# Garmin echomap Kartenmaterial gesucht



## Bellyboatangler (3. Februar 2017)

So wie es I'm thema steht.welche Karten benutzt Ihr?


----------



## Nachtschwärmer78 (4. Februar 2017)

*AW: Garmin echomap Kartenmaterial gesucht*

Ich hab auf meinem Echomap 92SV derzeit nur die Basiskarte, die man bei Garmin kostenlos downloaden (Quickdraw-Start heißt sie ungefähr) kann, geladen.
Wenn man zufällig erfährt, daß es sie gibt und danach auf der Garminseite sucht findet man sie.

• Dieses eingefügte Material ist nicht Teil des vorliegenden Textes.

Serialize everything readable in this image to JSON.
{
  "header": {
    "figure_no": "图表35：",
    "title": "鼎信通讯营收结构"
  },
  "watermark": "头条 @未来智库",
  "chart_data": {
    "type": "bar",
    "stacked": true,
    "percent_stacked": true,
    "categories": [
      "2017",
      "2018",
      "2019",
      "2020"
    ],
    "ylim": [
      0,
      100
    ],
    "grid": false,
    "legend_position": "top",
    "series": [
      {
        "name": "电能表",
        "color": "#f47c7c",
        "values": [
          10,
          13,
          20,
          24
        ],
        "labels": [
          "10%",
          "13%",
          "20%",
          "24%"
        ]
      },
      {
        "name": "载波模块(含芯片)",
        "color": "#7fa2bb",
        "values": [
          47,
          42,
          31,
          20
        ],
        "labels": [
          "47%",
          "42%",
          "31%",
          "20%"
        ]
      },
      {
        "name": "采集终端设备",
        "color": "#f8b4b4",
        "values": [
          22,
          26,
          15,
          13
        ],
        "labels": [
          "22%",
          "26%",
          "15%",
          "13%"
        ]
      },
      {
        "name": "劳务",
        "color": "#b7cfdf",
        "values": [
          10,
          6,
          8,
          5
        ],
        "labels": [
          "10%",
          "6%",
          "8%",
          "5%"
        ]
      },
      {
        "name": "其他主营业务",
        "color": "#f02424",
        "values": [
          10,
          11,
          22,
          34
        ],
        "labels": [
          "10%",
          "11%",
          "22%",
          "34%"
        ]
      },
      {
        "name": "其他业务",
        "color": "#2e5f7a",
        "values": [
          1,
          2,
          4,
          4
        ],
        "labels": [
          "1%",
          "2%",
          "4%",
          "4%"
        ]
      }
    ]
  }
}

Deren Qualität ist jedoch leider hundsmiserabel und wirft kein gutes Licht auf eine Firma, die primär mit Navigation ihr Geld verdient.#d
Ufer bzw. Inseln sind teilweise 50m und mehr von der Realität versetzt.

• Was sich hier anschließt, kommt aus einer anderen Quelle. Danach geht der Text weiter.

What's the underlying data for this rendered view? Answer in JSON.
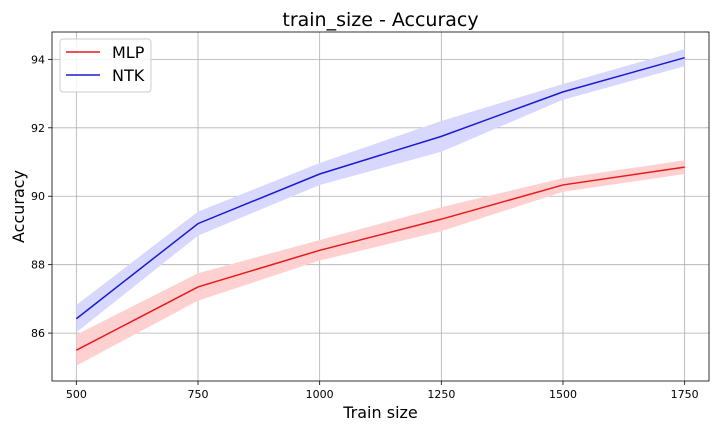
{
  "chart_data": {
    "type": "line",
    "title": "train_size - Accuracy",
    "xlabel": "Train size",
    "ylabel": "Accuracy",
    "x": [
      500,
      750,
      1000,
      1250,
      1500,
      1750
    ],
    "xticks": [
      500,
      750,
      1000,
      1250,
      1500,
      1750
    ],
    "yticks": [
      86,
      88,
      90,
      92,
      94
    ],
    "xlim": [
      450,
      1800
    ],
    "ylim": [
      84.6,
      94.8
    ],
    "grid": true,
    "legend_position": "top-left",
    "series": [
      {
        "name": "MLP",
        "color": "#e8191b",
        "band_color": "#ffd0d0",
        "values": [
          85.5,
          87.35,
          88.42,
          89.33,
          90.33,
          90.85
        ],
        "lower": [
          85.05,
          86.95,
          88.12,
          88.98,
          90.13,
          90.65
        ],
        "upper": [
          85.95,
          87.75,
          88.72,
          89.68,
          90.53,
          91.05
        ]
      },
      {
        "name": "NTK",
        "color": "#1a1ad0",
        "band_color": "#d8d8ff",
        "values": [
          86.42,
          89.2,
          90.65,
          91.75,
          93.05,
          94.05
        ],
        "lower": [
          86.02,
          88.85,
          90.33,
          91.3,
          92.82,
          93.8
        ],
        "upper": [
          86.82,
          89.55,
          90.97,
          92.2,
          93.28,
          94.3
        ]
      }
    ]
  }
}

Im Moment arbeite ich also nur mit meinen selbstgeloggten Daten.
Ging bisher, da ich bisher fast ausschließlich in meinem kleinen Hausfjord unterwegs war.
Für größere Touren werde ich aber über eine Kaufkarte kaum herumkommen.

Meines Wissens laufen auf Garmin nur die hauseigenen BlueChart Karten.
Insofern beantwortet sich Deine Frage also eigentlich von selbst...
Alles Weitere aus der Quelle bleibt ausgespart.